Adentrarse en sus novelas no es una tarea sencilla. Al menos no en una primera instancia. Bastan unas cuantas cuartillas para descubrir un juego en el que intervienen, de varias formas, los límites. El más claro es el que tiene que ver con los planos de realidad. En un primer momento los personajes parecen habitar parajes conocidos aunque lejanos (al menos para el mundo occidental). Algunos emprenden viajes mientras otros esperan a que algo suceda en los suburbios de alguna superpoblada ciudad japonesa. Y es entonces cuando comienzan a ocurrir cosas peculiares. El lector se extraña cuando, por vez primera, un personaje platica con los gatos, cuando se adentra en un pozo, cuando una adivinadora acude a sanarlo, cuando se despliega un universo paralelo o cuando se plantea la posibilidad de una reencarnación del mito edípico. Poco a poco la incertidumbre puebla la novela: la diégesis se rompe para dar paso a una mezcla entre lo real, lo fantástico, lo mágico y lo onírico. Una mezcla que atenta contra uno de los principios básicos de la narrativa, la necesidad de ser verosímil. Aun así se continúa con la lectura.

Superado el escollo de la sorpresa, habiéndose habituado a que sucedan cosas “raras”, el lector tiene la posibilidad de asistir al descubrimiento de un nuevo límite. Esta vez vinculado con los personajes. Son ellos, en sí mismos, los que se encuentran en una posición liminar. No por nada muchos son adolescentes que han emprendido la consabida búsqueda de sentido en sus existencias. Se podría decir, entonces, que los libros de Murakami tienen en los jóvenes a sus lectores modelo. No es así, al menos no del todo.

Uno de los planteamientos fundamentales de su obra está relacionado con la intensidad con la que se viven las emociones. A cualquier edad se puede gozar y sufrir como el que más. Sin embargo, los adolescentes son especialistas en ello. Pero más allá de una identificación fácil con quienes están viviendo algo similar, en las novelas de Murakami es posible reencontrarse con el que el lector adulto fue antaño: ese adolescente sufrido que circulaba en medio de todas las crisis existenciales, que se sabía incomprendido y fuera del mundo. En pocas palabras, a falta de asideros por medio de los cuales vincularse con la realidad, los personajes asisten a un descubrimiento esencial: están solos.

A la hora de buscar una clasificación en la que quepan los libros de este autor, se tendría que pensar en una que partiera del concepto de soledad. Sus personajes están solos en medio de las multitudes. Más aún, están solos y desean frenéticamente ser amados y amar en consecuencia. Es entonces cuando el lector comienza a conmoverse. Incluso los roles de género contribuyen a ello. El personaje masculino encontrará en la mujer el apoyo incondicional, sus amigas son más maduras, están mejor ubicadas dentro de su universo. Un universo que ya es el de la búsqueda, el de los tonos melancólicos, el de la conclusión de que vale más la pena vivir en el sufrimiento que condenarse al suicidio.

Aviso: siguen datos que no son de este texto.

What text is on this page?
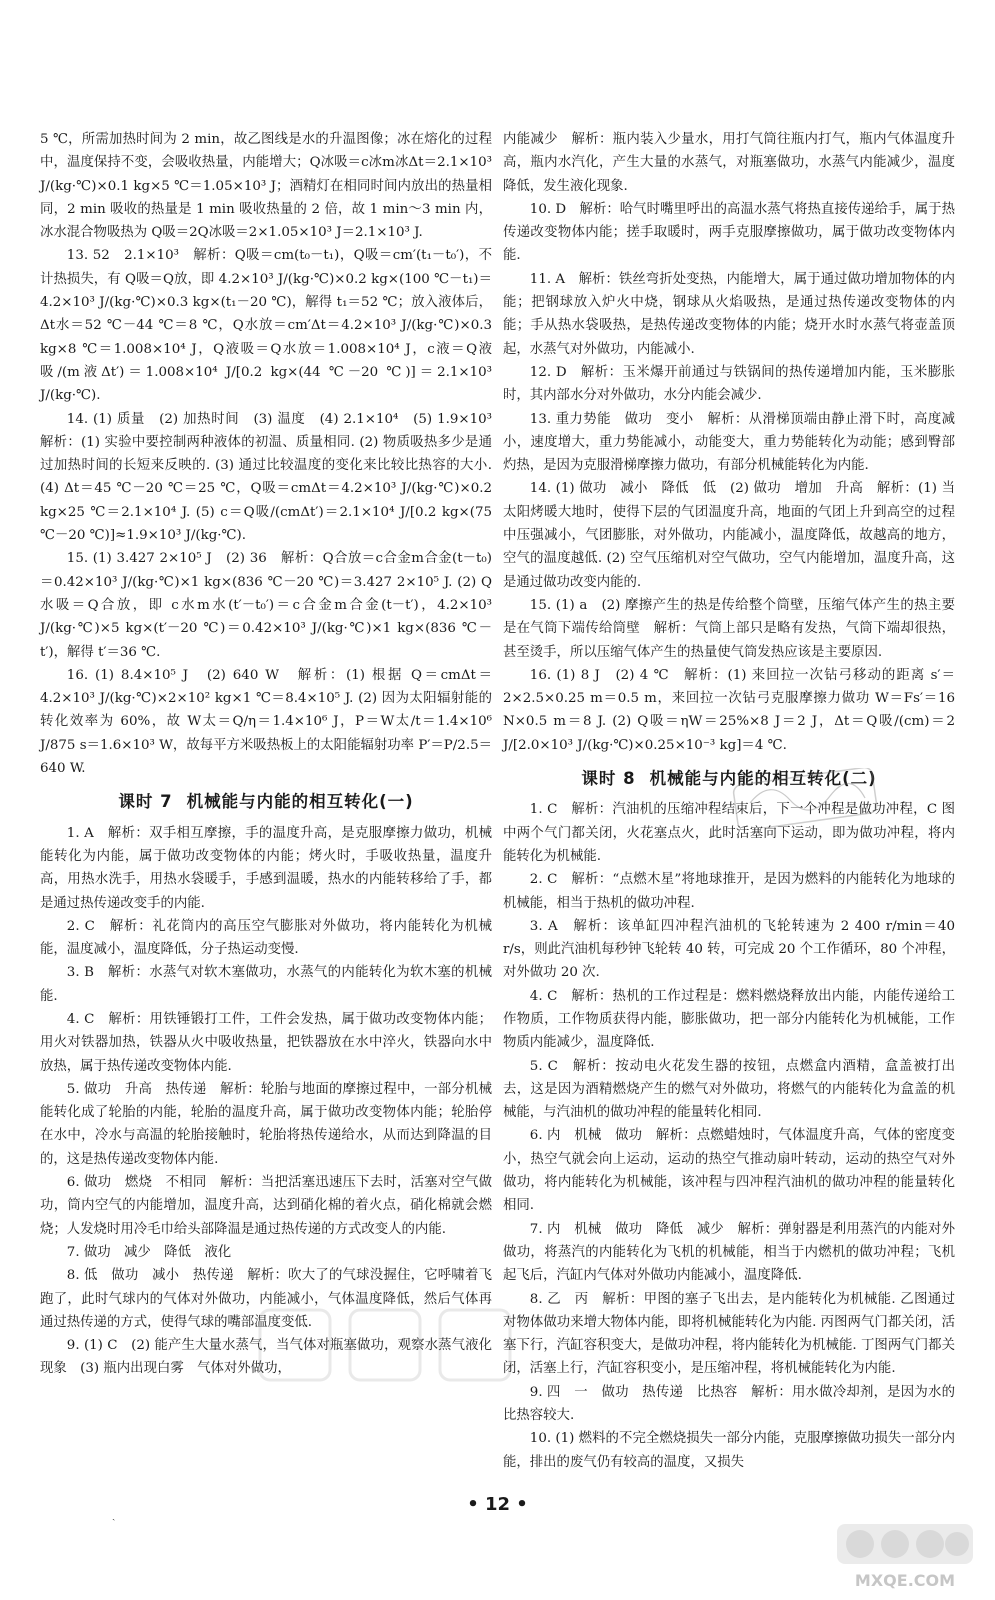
5 ℃，所需加热时间为 2 min，故乙图线是水的升温图像；冰在熔化的过程中，温度保持不变，会吸收热量，内能增大；Q冰吸＝c冰m冰Δt＝2.1×10³ J/(kg·℃)×0.1 kg×5 ℃＝1.05×10³ J；酒精灯在相同时间内放出的热量相同，2 min 吸收的热量是 1 min 吸收热量的 2 倍，故 1 min～3 min 内，冰水混合物吸热为 Q吸＝2Q冰吸＝2×1.05×10³ J＝2.1×10³ J.

13. 52　2.1×10³　解析：Q吸＝cm(t₀－t₁)，Q吸＝cm′(t₁－t₀′)，不计热损失，有 Q吸＝Q放，即 4.2×10³ J/(kg·℃)×0.2 kg×(100 ℃－t₁)＝4.2×10³ J/(kg·℃)×0.3 kg×(t₁－20 ℃)，解得 t₁＝52 ℃；放入液体后，Δt水＝52 ℃－44 ℃＝8 ℃，Q水放＝cm′Δt＝4.2×10³ J/(kg·℃)×0.3 kg×8 ℃＝1.008×10⁴ J，Q液吸＝Q水放＝1.008×10⁴ J，c液＝Q液吸/(m液Δt′)＝1.008×10⁴ J/[0.2 kg×(44 ℃－20 ℃)]＝2.1×10³ J/(kg·℃).

14. (1) 质量　(2) 加热时间　(3) 温度　(4) 2.1×10⁴　(5) 1.9×10³　解析：(1) 实验中要控制两种液体的初温、质量相同. (2) 物质吸热多少是通过加热时间的长短来反映的. (3) 通过比较温度的变化来比较比热容的大小. (4) Δt＝45 ℃－20 ℃＝25 ℃，Q吸＝cmΔt＝4.2×10³ J/(kg·℃)×0.2 kg×25 ℃＝2.1×10⁴ J. (5) c＝Q吸/(cmΔt′)＝2.1×10⁴ J/[0.2 kg×(75 ℃－20 ℃)]≈1.9×10³ J/(kg·℃).

15. (1) 3.427 2×10⁵ J　(2) 36　解析：Q合放＝c合金m合金(t－t₀)＝0.42×10³ J/(kg·℃)×1 kg×(836 ℃－20 ℃)＝3.427 2×10⁵ J. (2) Q水吸＝Q合放，即 c水m水(t′－t₀′)＝c合金m合金(t－t′)，4.2×10³ J/(kg·℃)×5 kg×(t′－20 ℃)＝0.42×10³ J/(kg·℃)×1 kg×(836 ℃－t′)，解得 t′＝36 ℃.

16. (1) 8.4×10⁵ J　(2) 640 W　解析：(1) 根据 Q＝cmΔt＝4.2×10³ J/(kg·℃)×2×10² kg×1 ℃＝8.4×10⁵ J. (2) 因为太阳辐射能的转化效率为 60%，故 W太＝Q/η＝1.4×10⁶ J，P＝W太/t＝1.4×10⁶ J/875 s＝1.6×10³ W，故每平方米吸热板上的太阳能辐射功率 P′＝P/2.5＝640 W.

课时 7 机械能与内能的相互转化(一)

1. A　解析：双手相互摩擦，手的温度升高，是克服摩擦力做功，机械能转化为内能，属于做功改变物体的内能；烤火时，手吸收热量，温度升高，用热水洗手，用热水袋暖手，手感到温暖，热水的内能转移给了手，都是通过热传递改变手的内能.

2. C　解析：礼花筒内的高压空气膨胀对外做功，将内能转化为机械能，温度减小，温度降低，分子热运动变慢.

3. B　解析：水蒸气对软木塞做功，水蒸气的内能转化为软木塞的机械能.

4. C　解析：用铁锤锻打工件，工件会发热，属于做功改变物体内能；用火对铁器加热，铁器从火中吸收热量，把铁器放在水中淬火，铁器向水中放热，属于热传递改变物体内能.

5. 做功　升高　热传递　解析：轮胎与地面的摩擦过程中，一部分机械能转化成了轮胎的内能，轮胎的温度升高，属于做功改变物体内能；轮胎停在水中，冷水与高温的轮胎接触时，轮胎将热传递给水，从而达到降温的目的，这是热传递改变物体内能.

6. 做功　燃烧　不相同　解析：当把活塞迅速压下去时，活塞对空气做功，筒内空气的内能增加，温度升高，达到硝化棉的着火点，硝化棉就会燃烧；人发烧时用冷毛巾给头部降温是通过热传递的方式改变人的内能.

7. 做功　减少　降低　液化

8. 低　做功　减小　热传递　解析：吹大了的气球没握住，它呼啸着飞跑了，此时气球内的气体对外做功，内能减小，气体温度降低，然后气体再通过热传递的方式，使得气球的嘴部温度变低.

9. (1) C　(2) 能产生大量水蒸气，当气体对瓶塞做功，观察水蒸气液化现象　(3) 瓶内出现白雾　气体对外做功，

内能减少　解析：瓶内装入少量水，用打气筒往瓶内打气，瓶内气体温度升高，瓶内水汽化，产生大量的水蒸气，对瓶塞做功，水蒸气内能减少，温度降低，发生液化现象.

10. D　解析：哈气时嘴里呼出的高温水蒸气将热直接传递给手，属于热传递改变物体内能；搓手取暖时，两手克服摩擦做功，属于做功改变物体内能.

11. A　解析：铁丝弯折处变热，内能增大，属于通过做功增加物体的内能；把钢球放入炉火中烧，钢球从火焰吸热，是通过热传递改变物体的内能；手从热水袋吸热，是热传递改变物体的内能；烧开水时水蒸气将壶盖顶起，水蒸气对外做功，内能减小.

12. D　解析：玉米爆开前通过与铁锅间的热传递增加内能，玉米膨胀时，其内部水分对外做功，水分内能会减少.

13. 重力势能　做功　变小　解析：从滑梯顶端由静止滑下时，高度减小，速度增大，重力势能减小，动能变大，重力势能转化为动能；感到臀部灼热，是因为克服滑梯摩擦力做功，有部分机械能转化为内能.

14. (1) 做功　减小　降低　低　(2) 做功　增加　升高　解析：(1) 当太阳烤暖大地时，使得下层的气团温度升高，地面的气团上升到高空的过程中压强减小，气团膨胀，对外做功，内能减小，温度降低，故越高的地方，空气的温度越低. (2) 空气压缩机对空气做功，空气内能增加，温度升高，这是通过做功改变内能的.

15. (1) a　(2) 摩擦产生的热是传给整个筒壁，压缩气体产生的热主要是在气筒下端传给筒壁　解析：气筒上部只是略有发热，气筒下端却很热，甚至烫手，所以压缩气体产生的热量使气筒发热应该是主要原因.

16. (1) 8 J　(2) 4 ℃　解析：(1) 来回拉一次钻弓移动的距离 s′＝2×2.5×0.25 m＝0.5 m，来回拉一次钻弓克服摩擦力做功 W＝Fs′＝16 N×0.5 m＝8 J. (2) Q吸＝ηW＝25%×8 J＝2 J，Δt＝Q吸/(cm)＝2 J/[2.0×10³ J/(kg·℃)×0.25×10⁻³ kg]＝4 ℃.

课时 8 机械能与内能的相互转化(二)

1. C　解析：汽油机的压缩冲程结束后，下一个冲程是做功冲程，C 图中两个气门都关闭，火花塞点火，此时活塞向下运动，即为做功冲程，将内能转化为机械能.

2. C　解析：“点燃木星”将地球推开，是因为燃料的内能转化为地球的机械能，相当于热机的做功冲程.

3. A　解析：该单缸四冲程汽油机的飞轮转速为 2 400 r/min＝40 r/s，则此汽油机每秒钟飞轮转 40 转，可完成 20 个工作循环，80 个冲程，对外做功 20 次.

4. C　解析：热机的工作过程是：燃料燃烧释放出内能，内能传递给工作物质，工作物质获得内能，膨胀做功，把一部分内能转化为机械能，工作物质内能减少，温度降低.

5. C　解析：按动电火花发生器的按钮，点燃盒内酒精，盒盖被打出去，这是因为酒精燃烧产生的燃气对外做功，将燃气的内能转化为盒盖的机械能，与汽油机的做功冲程的能量转化相同.

6. 内　机械　做功　解析：点燃蜡烛时，气体温度升高，气体的密度变小，热空气就会向上运动，运动的热空气推动扇叶转动，运动的热空气对外做功，将内能转化为机械能，该冲程与四冲程汽油机的做功冲程的能量转化相同.

7. 内　机械　做功　降低　减少　解析：弹射器是利用蒸汽的内能对外做功，将蒸汽的内能转化为飞机的机械能，相当于内燃机的做功冲程；飞机起飞后，汽缸内气体对外做功内能减小，温度降低.

8. 乙　丙　解析：甲图的塞子飞出去，是内能转化为机械能. 乙图通过对物体做功来增大物体内能，即将机械能转化为内能. 丙图两气门都关闭，活塞下行，汽缸容积变大，是做功冲程，将内能转化为机械能. 丁图两气门都关闭，活塞上行，汽缸容积变小，是压缩冲程，将机械能转化为内能.

9. 四　一　做功　热传递　比热容　解析：用水做冷却剂，是因为水的比热容较大.

10. (1) 燃料的不完全燃烧损失一部分内能，克服摩擦做功损失一部分内能，排出的废气仍有较高的温度，又损失

ˎ
• 12 •
MXQE.COM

Son muchos los elementos que se acumulan en las novelas de Murakami; quizá, incluso, demasiados. La discusión sobre su calidad se puede hacer eterna. Mientras unos ataquen la verosimilitud otros podrán hablar de su capacidad de llevar las anécdotas al plano de lo metafórico. A la larga, poco importa. Lo relevante es que Haruki Murakami consigue algo que no logra cualquier autor: llevar al lector al contagio de las emociones. Leerlo es arriesgarse a un ataque de nostalgia de lo que alguna vez fuimos, es iniciar una batalla con el texto, es dejarse seducir por la soledad y, por qué no, es volvernos a descubrir frágiles, inconexos en un mundo saturado de objetos que no son lo que representan. Leerlo es, a la larga, confrontarse con uno mismo.